Once you have a rectangular representation of your camera, all that is necessary is a little bit of additional math when rendering.  Consider, if an entity in the game is at (0, 0), and the camera is at (10, 10), then the entity will be rendered 10 pixels past the top and 10 pixels past the left of the camera.  This position is (-10, -10).  This suggests that all that is necessary to apply the camera is to subtract the camera from the position of each entity as it is being rendered.  It turns out this will get the correct results.  All you need to implement a camera is a representation of the camera as a rectangle and two subtractions for each entity being rendered.

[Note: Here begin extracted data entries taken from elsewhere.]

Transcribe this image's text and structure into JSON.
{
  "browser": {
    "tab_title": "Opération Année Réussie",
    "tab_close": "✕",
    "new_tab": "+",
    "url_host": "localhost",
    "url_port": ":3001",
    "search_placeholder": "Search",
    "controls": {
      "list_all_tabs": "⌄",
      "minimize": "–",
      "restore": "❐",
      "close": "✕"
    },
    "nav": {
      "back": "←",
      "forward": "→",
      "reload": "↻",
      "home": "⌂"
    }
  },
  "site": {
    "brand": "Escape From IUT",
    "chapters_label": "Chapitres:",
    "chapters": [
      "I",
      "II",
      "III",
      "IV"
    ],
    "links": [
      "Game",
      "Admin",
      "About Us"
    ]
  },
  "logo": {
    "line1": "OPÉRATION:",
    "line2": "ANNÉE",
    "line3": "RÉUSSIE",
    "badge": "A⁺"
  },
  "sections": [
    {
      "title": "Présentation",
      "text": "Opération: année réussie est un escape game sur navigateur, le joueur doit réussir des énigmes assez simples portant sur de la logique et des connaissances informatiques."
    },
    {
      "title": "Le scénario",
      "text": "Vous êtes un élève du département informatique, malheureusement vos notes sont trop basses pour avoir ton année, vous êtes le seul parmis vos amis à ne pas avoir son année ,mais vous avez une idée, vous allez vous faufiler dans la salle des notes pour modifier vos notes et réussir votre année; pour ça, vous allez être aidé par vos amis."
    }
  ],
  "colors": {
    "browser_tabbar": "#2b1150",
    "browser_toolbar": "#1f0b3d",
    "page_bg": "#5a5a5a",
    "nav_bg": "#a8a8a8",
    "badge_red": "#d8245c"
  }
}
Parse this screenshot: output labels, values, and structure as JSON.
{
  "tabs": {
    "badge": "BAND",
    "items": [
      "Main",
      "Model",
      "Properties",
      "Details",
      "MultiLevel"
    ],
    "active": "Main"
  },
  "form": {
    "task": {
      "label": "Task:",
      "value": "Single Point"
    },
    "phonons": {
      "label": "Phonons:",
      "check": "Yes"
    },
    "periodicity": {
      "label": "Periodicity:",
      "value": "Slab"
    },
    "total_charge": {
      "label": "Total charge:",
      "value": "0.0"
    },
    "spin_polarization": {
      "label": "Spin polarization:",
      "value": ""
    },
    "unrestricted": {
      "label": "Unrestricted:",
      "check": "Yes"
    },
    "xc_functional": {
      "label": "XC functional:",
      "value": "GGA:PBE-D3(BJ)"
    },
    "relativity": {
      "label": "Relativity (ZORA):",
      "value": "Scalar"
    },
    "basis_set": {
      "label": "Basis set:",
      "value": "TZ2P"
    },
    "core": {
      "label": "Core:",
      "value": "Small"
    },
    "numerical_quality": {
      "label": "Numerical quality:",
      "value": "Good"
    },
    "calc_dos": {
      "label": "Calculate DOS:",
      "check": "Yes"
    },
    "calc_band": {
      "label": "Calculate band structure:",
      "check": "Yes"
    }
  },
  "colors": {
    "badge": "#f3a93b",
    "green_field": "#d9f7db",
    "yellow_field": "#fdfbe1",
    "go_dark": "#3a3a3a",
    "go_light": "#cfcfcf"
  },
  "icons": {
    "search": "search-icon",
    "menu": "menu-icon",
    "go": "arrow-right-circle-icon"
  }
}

Scaling requires a little bit more work.  Typically, the camera is the same size as the area of the screen where the image will be rendered, but sometimes we want to make the camera smaller or larger, to scale the image.  This allows the ability to zoom in or out.  To scale, we have to divide the screen area by the camera area, and then scale the image being rendered by that value.  For example, if our window is 100 by 100, and the camera is 200 by 200, then we need to scale the image by 0.5 by 0.5 (that is (100/200, 100/200)), for it to fit.  Some rendering libraries will handle this automatically, if you tell them what size you want the source and destination to be.  Others provide scaling functions that may be used by the developer, if desired.  In 2D games, zooming is not a terribly common feature, but with a well implemented camera, it is not hard to accomplish.

Cameras come with some additional advantages.  For example, if you perform collision detection of each game entity with the camera, you can avoid rendering things that are not on the screen, by only rendering entities that collide with the camera.  This can result in significant performance improvements, as rendering is generally far more expensive than collision detections.

Another advantage of cameras is that the view is not bound to the map or any other game entity.  For a game where the player controls a single character, keeping the character in the middle of the screen is as easy as centering the camera around the character each time the character moves.  If you want the player to see some other part of the map for some reason though, it is easy to move the camera to see that location for as long as necessary.  In games where the player should be able to view any part of the map as desired (real-time strategy, for example), the player can have complete control over the camera position.  Adding this flexibility to a game that uses the screen or character as the reference frame is significantly more work than just moving a camera around.  In addition, handling this with a camera is significantly more efficient.

Cameras are the simplest and most efficient way of providing a means for the player to view different parts of a game world.  They are not initially obvious to everyone though.  With a basic understanding of relativity, cameras are quite easy to implement, and they come with many benefits.